One of the plans calls for the construction of a 17-foot-high levee along the entirety of Galveston Island, which is about 27 miles long, and the barrier island to its north, Bolivar Peninsula — a concept that has been dubbed the “coastal spine.” Another includes a levee through most of Bolivar but not Galveston. Others call for the construction of new levees and floodwalls further inland. All the plans include the installation of navigation gates in various places and the construction of a so-called “ring levee” around the heart of the Galveston that would protect the island’s backside from retreating storm surge.
As promised, some of the Army Corps’ proposals borrow from dueling storm surge protection plans that scientists at Texas A&M at Galveston and Rice University unveiled years ago, shortly after Hurricane Ike in 2008. (A&M’s plan calls for a coastal spine, often referred to as the Ike Dike; Rice’s for a massive navigation gate.) Those researchers have consistently warned that Ike — already one of the costliest storms in U.S. history — could have sent a crippling storm surge into coastal communities and the port if it hadn’t shifted at the last minute.
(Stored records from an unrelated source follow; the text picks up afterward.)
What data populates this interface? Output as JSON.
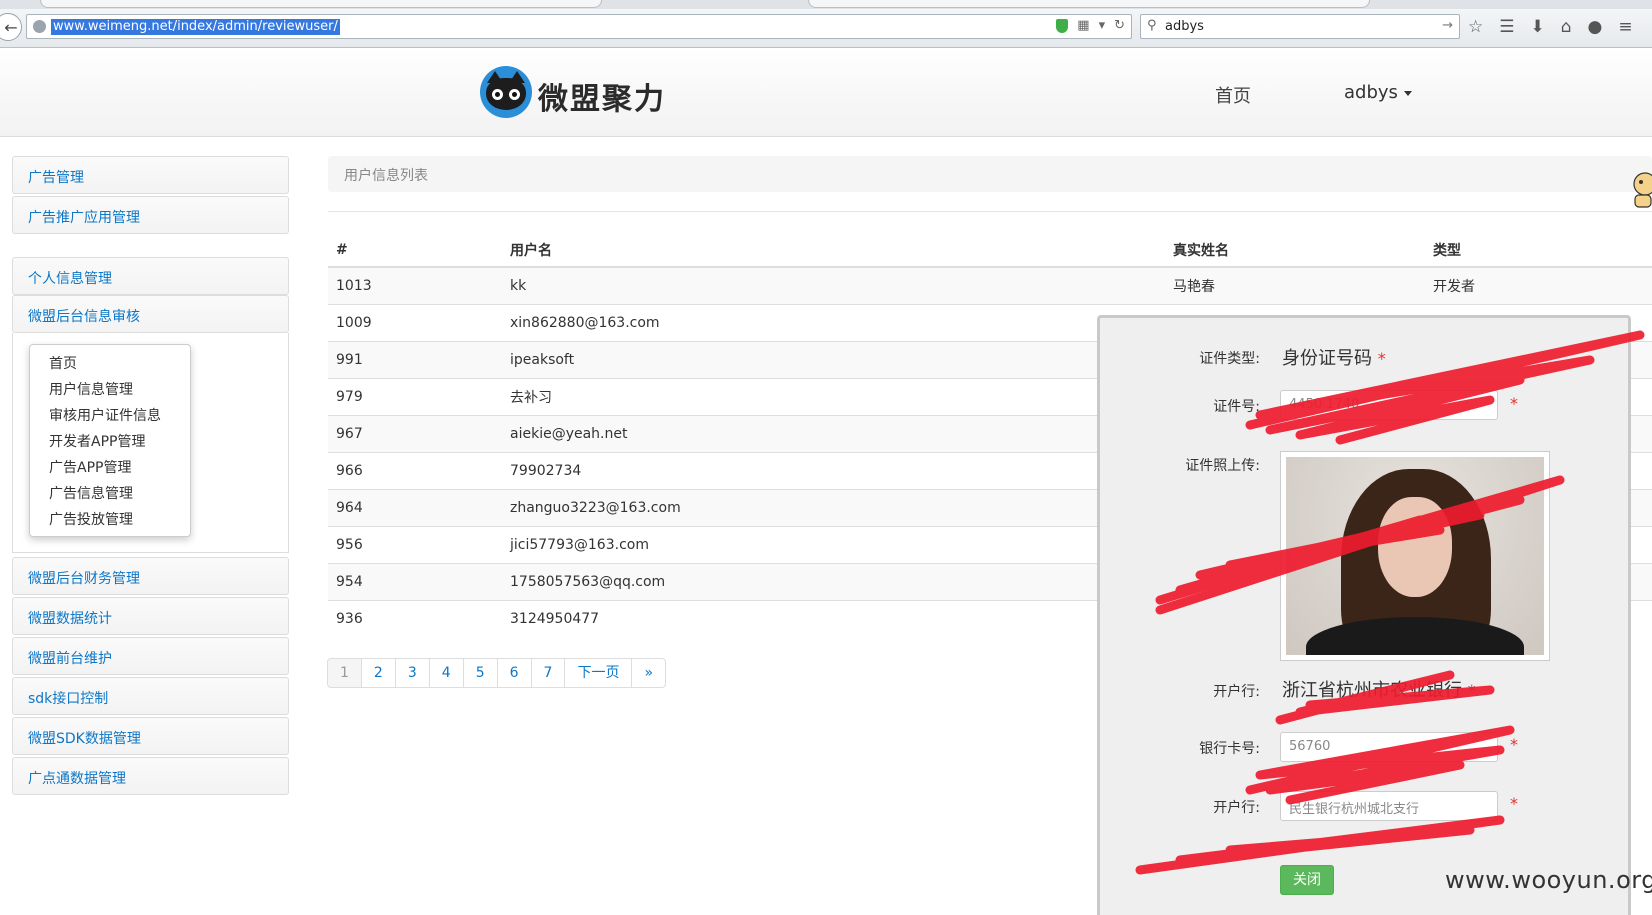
{
  "browser": {
    "url": "www.weimeng.net/index/admin/reviewuser/",
    "search_text": "adbys"
  },
  "header": {
    "logo_text": "微盟聚力",
    "nav_home": "首页",
    "nav_user": "adbys"
  },
  "sidebar": {
    "items": [
      "广告管理",
      "广告推广应用管理",
      "个人信息管理",
      "微盟后台信息审核",
      "微盟后台财务管理",
      "微盟数据统计",
      "微盟前台维护",
      "sdk接口控制",
      "微盟SDK数据管理",
      "广点通数据管理"
    ],
    "submenu": [
      "首页",
      "用户信息管理",
      "审核用户证件信息",
      "开发者APP管理",
      "广告APP管理",
      "广告信息管理",
      "广告投放管理"
    ]
  },
  "main": {
    "breadcrumb": "用户信息列表",
    "table": {
      "headers": [
        "#",
        "用户名",
        "真实姓名",
        "类型"
      ],
      "rows": [
        [
          "1013",
          "kk",
          "马艳春",
          "开发者"
        ],
        [
          "1009",
          "xin862880@163.com",
          "",
          ""
        ],
        [
          "991",
          "ipeaksoft",
          "",
          ""
        ],
        [
          "979",
          "去补习",
          "",
          ""
        ],
        [
          "967",
          "aiekie@yeah.net",
          "",
          ""
        ],
        [
          "966",
          "79902734",
          "",
          ""
        ],
        [
          "964",
          "zhanguo3223@163.com",
          "",
          ""
        ],
        [
          "956",
          "jici57793@163.com",
          "",
          ""
        ],
        [
          "954",
          "1758057563@qq.com",
          "",
          ""
        ],
        [
          "936",
          "3124950477",
          "",
          ""
        ]
      ]
    },
    "pagination": [
      "1",
      "2",
      "3",
      "4",
      "5",
      "6",
      "7",
      "下一页",
      "»"
    ]
  },
  "modal": {
    "cert_type_label": "证件类型:",
    "cert_type_value": "身份证号码",
    "cert_no_label": "证件号:",
    "cert_no_value": "4450                1740",
    "cert_photo_label": "证件照上传:",
    "bank_label": "开户行:",
    "bank_value": "浙江省杭州市农业银行",
    "card_label": "银行卡号:",
    "card_value": "               56760",
    "branch_label": "开户行:",
    "branch_value": "民生银行杭州城北支行",
    "required_mark": "*",
    "close_label": "关闭"
  },
  "watermark": "www.wooyun.org",
  "colors": {
    "link_blue": "#0d77c7",
    "scribble_red": "#ee1c2e",
    "close_green": "#5cb85c"
  }
}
The quasi-governmental Gulf Coast Community Protection and Recovery District — a six-county coalition formed in the wake of Ike to study storm protection strategies for the upper Texas coast — also recommended a coastal spine-style plan in June 2016.
“We have regularly engaged with the GCCPRD, Texas A&M, and Rice as our study has progressed, and have folded their designs, data, and analysis into our study,” Burks-Copes said.
The Army Corps also has suggested six other projects to restore ecosystems across the Texas coast that act as natural barriers to storm surge.
The “tentatively selected plan” the Army Corps will announce later this month will include one of the four Houston-specific protection plans and one of the six ecosystem restoration projects.
The Army Corps estimates that the cost of the recommended plan will range between $22 billion and $30 billion. The Houston-area barrier may cost as much as $17 billion with the rest going toward ecosystem restoration projects.
Members of the public — even those living outside Texas — will have until Jan. 9 to weigh in on the Army Corps’ chosen plan. Six public meetings are in the works, although the Army Corps also plans to take feedback online and via mail. Three meetings will be held in the Houston-Galveston area, the others in communities further down the coast that would be impacted by the ecosystem restorations projects.
The Army Corps may tweak the plan based on public feedback, Burks-Copes said. The final version is expected to be complete by 2021, when it will be eligible for funding by Congress.
How soon that could happen is anyone’s guess given the uncertainty of politics, though several members of Texas’ congressional delegation — including Sen. John Cornyn, a Republican — have championed the cause.
In July, the Trump administration announced that Texas would receive more than $5 billion for a range of flood control projects and studies, including $1.9 million for the Army Corps-General Land Office study. The bulk of the funding — nearly $4 billion — will go toward the construction of nearly 27 miles of coastal levees in southern Orange County and to shore up nearly 30 miles of existing coastal levees in Port Arthur and Freeport.
Burks-Copes said the plan is being likened to the mega-project that built a series of dams along the Mississippi River, “and that took more than 50 years to complete.”
“If we don’t get all the money we need, we have to separate pieces and parts out and build them as separable elements,” she said.
“If it was a perfect world,” she added, construction would begin in 2025 and conclude in 2035.